English Christian Easter hymn by Samuel Medley

"I Know That My Redeemer Lives" is an English Christian Easter hymn in long metre by Samuel Medley. It was published in 1775 and is written for Easter Sunday.

== History ==
Medley had been a sailor in the Royal Navy who had been injured with his leg almost needing amputation. He wrote "I Know That My Redeemer Lives" in 1775 while he was a minister at a Baptist church in Liverpool. It was first published in George Whitefield's Psalms and Hymns hymnal in the same year with seven verses though without attribution. He later self-published it in 1800 in the London edition of his Hymns hymnal. It was usually set to the "Duke Street" hymn tune.
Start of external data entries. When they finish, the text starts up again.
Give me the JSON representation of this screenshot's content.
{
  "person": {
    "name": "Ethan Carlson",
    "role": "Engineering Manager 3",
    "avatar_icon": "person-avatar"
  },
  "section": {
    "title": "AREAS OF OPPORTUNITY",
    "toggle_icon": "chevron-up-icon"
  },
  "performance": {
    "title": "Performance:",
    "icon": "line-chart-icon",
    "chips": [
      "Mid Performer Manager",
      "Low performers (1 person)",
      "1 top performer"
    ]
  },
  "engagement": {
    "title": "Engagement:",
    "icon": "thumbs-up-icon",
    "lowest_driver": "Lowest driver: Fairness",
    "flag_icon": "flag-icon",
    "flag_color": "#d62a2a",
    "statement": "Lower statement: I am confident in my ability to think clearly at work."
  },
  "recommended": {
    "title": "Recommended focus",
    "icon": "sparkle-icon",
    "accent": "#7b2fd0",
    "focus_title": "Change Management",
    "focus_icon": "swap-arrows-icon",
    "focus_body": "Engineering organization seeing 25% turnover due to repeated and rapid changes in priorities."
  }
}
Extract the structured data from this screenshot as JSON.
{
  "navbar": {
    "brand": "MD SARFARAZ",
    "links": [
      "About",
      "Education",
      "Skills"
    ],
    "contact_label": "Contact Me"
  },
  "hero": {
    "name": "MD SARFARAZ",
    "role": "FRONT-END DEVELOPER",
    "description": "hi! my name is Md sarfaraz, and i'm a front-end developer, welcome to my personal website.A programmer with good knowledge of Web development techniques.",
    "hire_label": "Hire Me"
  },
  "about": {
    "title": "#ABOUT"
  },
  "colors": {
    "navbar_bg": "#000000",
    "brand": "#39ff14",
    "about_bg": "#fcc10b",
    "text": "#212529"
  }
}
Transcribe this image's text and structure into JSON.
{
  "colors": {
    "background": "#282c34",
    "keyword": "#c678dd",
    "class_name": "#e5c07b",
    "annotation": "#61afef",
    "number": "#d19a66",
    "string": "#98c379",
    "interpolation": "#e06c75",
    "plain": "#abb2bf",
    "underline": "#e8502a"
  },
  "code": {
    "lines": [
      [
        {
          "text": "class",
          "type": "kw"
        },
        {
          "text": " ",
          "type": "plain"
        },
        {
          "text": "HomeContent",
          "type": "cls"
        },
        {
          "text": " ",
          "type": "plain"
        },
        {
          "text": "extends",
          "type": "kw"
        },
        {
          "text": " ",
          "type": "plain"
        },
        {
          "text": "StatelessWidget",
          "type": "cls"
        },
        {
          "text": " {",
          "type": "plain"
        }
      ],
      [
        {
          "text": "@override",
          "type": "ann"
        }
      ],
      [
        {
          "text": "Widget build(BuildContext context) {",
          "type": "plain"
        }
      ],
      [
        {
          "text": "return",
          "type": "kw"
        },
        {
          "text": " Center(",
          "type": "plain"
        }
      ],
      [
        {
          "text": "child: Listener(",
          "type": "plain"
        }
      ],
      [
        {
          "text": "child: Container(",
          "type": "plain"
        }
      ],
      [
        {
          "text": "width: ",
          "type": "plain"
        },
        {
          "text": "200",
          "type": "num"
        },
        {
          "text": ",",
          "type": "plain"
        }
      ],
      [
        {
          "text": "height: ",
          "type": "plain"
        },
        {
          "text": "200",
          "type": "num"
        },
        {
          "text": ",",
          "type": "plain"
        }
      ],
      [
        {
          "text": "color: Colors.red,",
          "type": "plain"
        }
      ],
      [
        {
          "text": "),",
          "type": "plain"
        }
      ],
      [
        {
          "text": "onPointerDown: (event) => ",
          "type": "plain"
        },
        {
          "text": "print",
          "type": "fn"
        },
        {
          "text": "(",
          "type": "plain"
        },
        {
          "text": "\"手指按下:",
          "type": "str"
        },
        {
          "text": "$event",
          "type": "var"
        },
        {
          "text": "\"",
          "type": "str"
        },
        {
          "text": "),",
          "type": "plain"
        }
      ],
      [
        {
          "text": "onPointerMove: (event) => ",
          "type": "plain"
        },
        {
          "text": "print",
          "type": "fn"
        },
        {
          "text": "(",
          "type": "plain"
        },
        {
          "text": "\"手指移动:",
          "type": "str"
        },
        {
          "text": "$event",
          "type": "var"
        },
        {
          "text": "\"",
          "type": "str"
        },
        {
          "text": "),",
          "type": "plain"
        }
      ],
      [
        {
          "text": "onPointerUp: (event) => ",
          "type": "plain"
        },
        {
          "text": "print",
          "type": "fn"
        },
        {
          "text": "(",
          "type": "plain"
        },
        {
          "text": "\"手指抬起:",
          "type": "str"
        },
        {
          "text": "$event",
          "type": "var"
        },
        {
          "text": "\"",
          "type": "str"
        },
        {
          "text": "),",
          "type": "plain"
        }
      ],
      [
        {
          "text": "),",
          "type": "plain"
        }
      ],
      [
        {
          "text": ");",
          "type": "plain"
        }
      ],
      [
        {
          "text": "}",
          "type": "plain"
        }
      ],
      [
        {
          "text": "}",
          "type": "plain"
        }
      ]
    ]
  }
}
By the beginning of the 20th century, the hymn was in common use in both Great Britain and America, easily known by the oft-repeated "He lives!". The Church of Jesus Christ of Latter-day Saints also started to use the hymn after it was published in Emma Smith's Collection of Sacred Hymns. The Latter-day Saints version involved the merging of several verses.

== Tune ==
The hymn is most commonly set to the tune "Duke Street", composed by John Hatton, about whom little is known except his place of residence, on Duke Street in St. Helen's. The following setting appears in the modern hymnal "Complete Anglican Hymns Old and New".

== Scripture ==
Though the hymn is originally based on the Old Testament verse from the Book of Job, where Job proclaims "I Know That My Redeemer Lives", it is mostly used as a hymn for Easter Sunday commemorating the Resurrection of Jesus. Medley was also inspired by Thomas the Apostle coming to believe after having seen Jesus after the Resurrection.